For the study, researchers began by following 25 "sensitive" users that they had discovered by doing a search for people who had used words previously banned by Weibo. To broaden their search, the researchers added more than 3,000 users who had reposted one of the 25 sensitive users more than five times. They then followed this expanded group for a period of time and measured how often and how quickly their posts were deleted. Any user with more than five deleted posts was added to the pool of sensitive users.
After 15 days, the sensitive group included 3,567 users. The researchers found that on average, about 4,500 posts by the sensitive users were deleted each day, including about 1,500 that were deleted at the network level by Sina Weibo. The team's censorship-tracking software was able to track, within one minute, the amount of time a post remained online before it was deleted.
The researchers found that deletions happened most heavily in the first hour after an original post had been made, and nearly 90 percent of deletions occurred within 24 hours. The analysis also revealed a sophisticated mechanism to remove all reposts of deleted posts, often within five minutes of the original post's deletion. Deletion times were found to be significantly shorter for a subset of users who tended to post deleted content most often, an indication that Sina Weibo actively monitors the activity of some users.
"Roughly 12 percent of the total posts from our sensitive users were eventually deleted," Wallach said. "We have enough of these posts to be able to run topical analysis algorithms that let us extract the main subjects that Weibo's censors seemed concerned with on any given day."
To date, researchers have collected 470 million posts from the Weibo public timeline and 2.38 million posts from a user timeline.
"Measuring how censorship is practiced by Weibo allows us to examine industry practices that may become more widespread," said Crandall, assistant professor of computer science at UNM. "There has been considerable debate in the U.S. recently about extending copyright law enforcement to include various kinds of filtering online. China already has laws in place for companies within China to filter online content."
Wallach and Crandall said that Weibo, as one of China's largest social networking companies, faces the dual challenge of keeping its users engaged—and thereby watching advertisements and making money for Weibo—while keeping the content it hosts compliant with local laws.

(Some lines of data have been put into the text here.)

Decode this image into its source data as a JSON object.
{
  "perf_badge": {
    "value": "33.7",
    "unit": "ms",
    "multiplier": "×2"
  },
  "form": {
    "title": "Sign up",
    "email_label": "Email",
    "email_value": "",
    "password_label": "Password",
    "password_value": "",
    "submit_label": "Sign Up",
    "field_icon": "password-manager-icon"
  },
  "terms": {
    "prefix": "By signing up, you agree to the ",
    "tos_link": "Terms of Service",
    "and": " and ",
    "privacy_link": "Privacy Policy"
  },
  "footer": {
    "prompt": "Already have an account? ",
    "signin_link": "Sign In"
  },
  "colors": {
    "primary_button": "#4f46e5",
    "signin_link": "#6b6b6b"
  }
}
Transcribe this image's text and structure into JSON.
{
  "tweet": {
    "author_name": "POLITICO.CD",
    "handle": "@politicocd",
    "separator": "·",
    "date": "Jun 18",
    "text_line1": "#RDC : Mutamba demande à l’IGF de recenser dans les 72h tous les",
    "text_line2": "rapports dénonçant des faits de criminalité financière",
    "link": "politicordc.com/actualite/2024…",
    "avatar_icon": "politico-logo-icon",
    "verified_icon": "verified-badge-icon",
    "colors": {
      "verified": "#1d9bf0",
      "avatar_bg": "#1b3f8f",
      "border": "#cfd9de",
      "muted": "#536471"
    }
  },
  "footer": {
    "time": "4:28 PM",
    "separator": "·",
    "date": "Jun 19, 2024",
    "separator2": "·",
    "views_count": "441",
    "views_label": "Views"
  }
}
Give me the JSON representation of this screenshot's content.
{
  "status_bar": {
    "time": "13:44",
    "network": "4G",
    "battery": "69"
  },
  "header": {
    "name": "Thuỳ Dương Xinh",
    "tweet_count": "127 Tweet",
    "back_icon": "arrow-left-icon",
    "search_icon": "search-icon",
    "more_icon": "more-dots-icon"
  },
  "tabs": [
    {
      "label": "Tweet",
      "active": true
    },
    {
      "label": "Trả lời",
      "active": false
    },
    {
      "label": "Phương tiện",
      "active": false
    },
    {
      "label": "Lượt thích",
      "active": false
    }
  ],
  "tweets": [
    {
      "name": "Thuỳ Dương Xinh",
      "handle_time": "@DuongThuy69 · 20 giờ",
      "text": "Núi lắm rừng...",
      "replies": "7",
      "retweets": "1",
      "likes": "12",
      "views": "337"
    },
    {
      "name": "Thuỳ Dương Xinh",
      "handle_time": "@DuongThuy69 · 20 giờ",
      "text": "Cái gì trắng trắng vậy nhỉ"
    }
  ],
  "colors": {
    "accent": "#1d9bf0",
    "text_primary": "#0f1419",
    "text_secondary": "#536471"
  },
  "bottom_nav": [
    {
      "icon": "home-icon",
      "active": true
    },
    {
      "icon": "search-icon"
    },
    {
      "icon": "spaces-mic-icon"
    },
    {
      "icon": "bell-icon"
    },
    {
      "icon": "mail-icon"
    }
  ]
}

"Weibo gives us a window into the future for what Internet censorship of social media around the world may look like," Wallach said. "Former Supreme Court Justice Louis Brandeis championed transparency a century ago when he wrote, 'Sunlight is said to be the best of disinfectants.' We hope that our research shines a light on how laws created by governments and implemented by the private sector can affect free speech everywhere, including here in the U.S."